4 Şubat 2016 Perşembe

Avrupa'daki Müslüman Göç Sorunları -1

0 yorum
      BM verileri, hali hazırda dünya çapında 59 milyon insanın, savaş, iklim değişikliği, kuraklık, yoksulluk ve işsizlik ya da siyasi baskı yüzünden ya kaçmakta ya da göç etmekte olduğunu gösteriyor. Tabi ki göçün kökleri sadece yoksulluk, kuraklık veya siyasi baskılar değil, zira küreselleşme, son on yıllarda uluslararası ekonomi siyasetleri, iletişim araçlarına daha kolay ulaşabilme, ve de büyük güçlerin askeri ile güvenlik siyasetleri gibi konular, bu olayda etkilidir. Günümüzde Avrupa kıtası dünyada en büyük ve eşsiz bir göç dalgası ile karşı karşıya. Arnavutluk, Kosova, Makedonya ve Yunanistan gibi ülke vatandaşları zayıf ekonomi ve mali krizden acı çekerken, dünya ekonomik krizinden çok daha zararlı çıktılar bu yüzden Almanya, Fransa ve İngilizlere gibi Avrupa’nın zengin ülkelerine göç etmeyi, rahat bir yaşama ulaşma olarak görüyorlar. 

    Schengen anlaşması bu yolda Avrupalı göçmenlerin yolunu açmıştır, bu yüzden aralarında bayan Marin Lopen’in başkanlığında olan Ulusal Cephe partisinin de bulunduğu Fransa’nın sağ grupları, AB’nin zayıf ülkelerinden diğer ülkelere göçün kontrol edilmesi için sürekli schengen anlaşmasının lağvedilmesini istiyorlar. Fakat günümüzde Avrupa iki büyük göçmen akımı ile karşı karşıya, biri Afrika’dan ve Libya üzerinden, diğeri ise Asya ve Türkiye üzerinden.

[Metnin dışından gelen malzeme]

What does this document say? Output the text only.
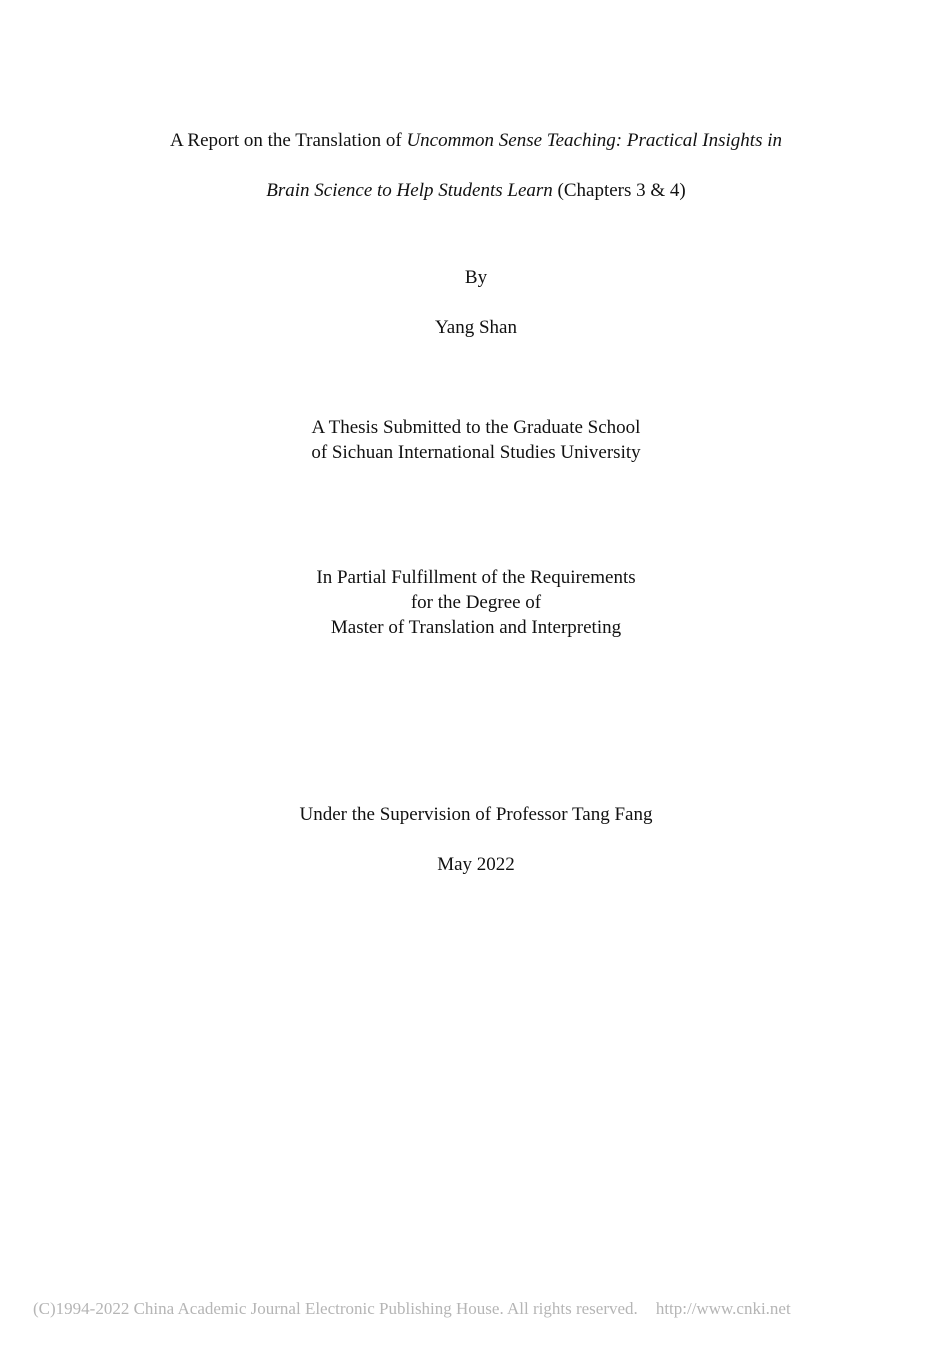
A Report on the Translation of Uncommon Sense Teaching: Practical Insights in
Brain Science to Help Students Learn (Chapters 3 & 4)
By
Yang Shan
A Thesis Submitted to the Graduate School
of Sichuan International Studies University
In Partial Fulfillment of the Requirements
for the Degree of
Master of Translation and Interpreting
Under the Supervision of Professor Tang Fang
May 2022
(C)1994-2022 China Academic Journal Electronic Publishing House. All rights reserved. http://www.cnki.net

Son verilere göre 2015 yılında en az bir milyon sığınmacı, Avrupa'ya girmiştir ki bu sayı 2014 yılına göre 4 kat artmıştır. Bu arada yaklaşık 3 bin 700 sığınmacı da Avrupa yolculuğu sırasında Akdeniz'de hayatını kaybetmiştir. Avrupa'ya ulaşmak isteyen savaş mağdurlarının çilesi ve sığınmacıların zorlukları, bir çoğunun Akdeniz'de boğularak can vermesi, Avrupalı hükümetlerin sığınmacılar ve göçmenlere karşı davranışlarında yaşanan sayısız insan hakları ihlalleri bir yandan ve IŞİD gibi faşist teröristlerin bazı Avrupalı ülkelere saldırıları ve ardından Müslümanlara karşı artan şiddet olayları, Avrupa'ya göç  konusunun bir kez daha dünyanın ilgi odağına yerleşmesine sebep oldu.

    Almanya, İngiltere, ve Hollanda gibi birçok Avrupa ülkesinde Müslüman nüfusunun artışından duyulan endişe, göçmenlere kısıtlamaların uygulanmasına dair kararların alınmasına yönelik isteklerin artmasına sebep oldu. Avrupalı ülkeler, göçmenlerin artan dalgası karşısında bir çok sorunla karşı karşıya iken, Avrupa'da göçmenlere karşı etkili bir siyasetin olmaması ise sorunları daha da arttırıyor. Suriye, Afganistan, Libya ve Irak'ta yaşanan kriz, Avrupa'nın "II Dünya Savaşı" ardından eşsiz olan bir göç dalgası ile karşı karşıya getirmiştir. Bazı göçmenler yolculuk sırasında hayatını kaybederken, diğer bazıları da çok uygunsuz bir yaşamı, tecrübe ediyorlar.
Avrupa'ya göçün en önem sebeplerinden biri, Ortadoğu ve Afrika'da yaşanan siyasi ve ekonomik değişikliklerdir. Başka bir ibaretle Afrika ve Asya'da yaşanan kötü siyasi, ekonomik ve güvenlik şartları, Avrupa'ya göç dalgasının yoğunlaşmasında etkilidir. Bu konu, Avrupa ve göçmenler için iki taraflı bir soruna dönüşmüştür. Avrupa ülkeleri bu olaya karşı hala ortak bir karar varamadılar. Göç olayı bir yandan Avrupa'yı diğer yandan da göçmenler ve sığınmacıları bir çok sorun ve zorluklar yaşamaya mecbur bırakmıştır.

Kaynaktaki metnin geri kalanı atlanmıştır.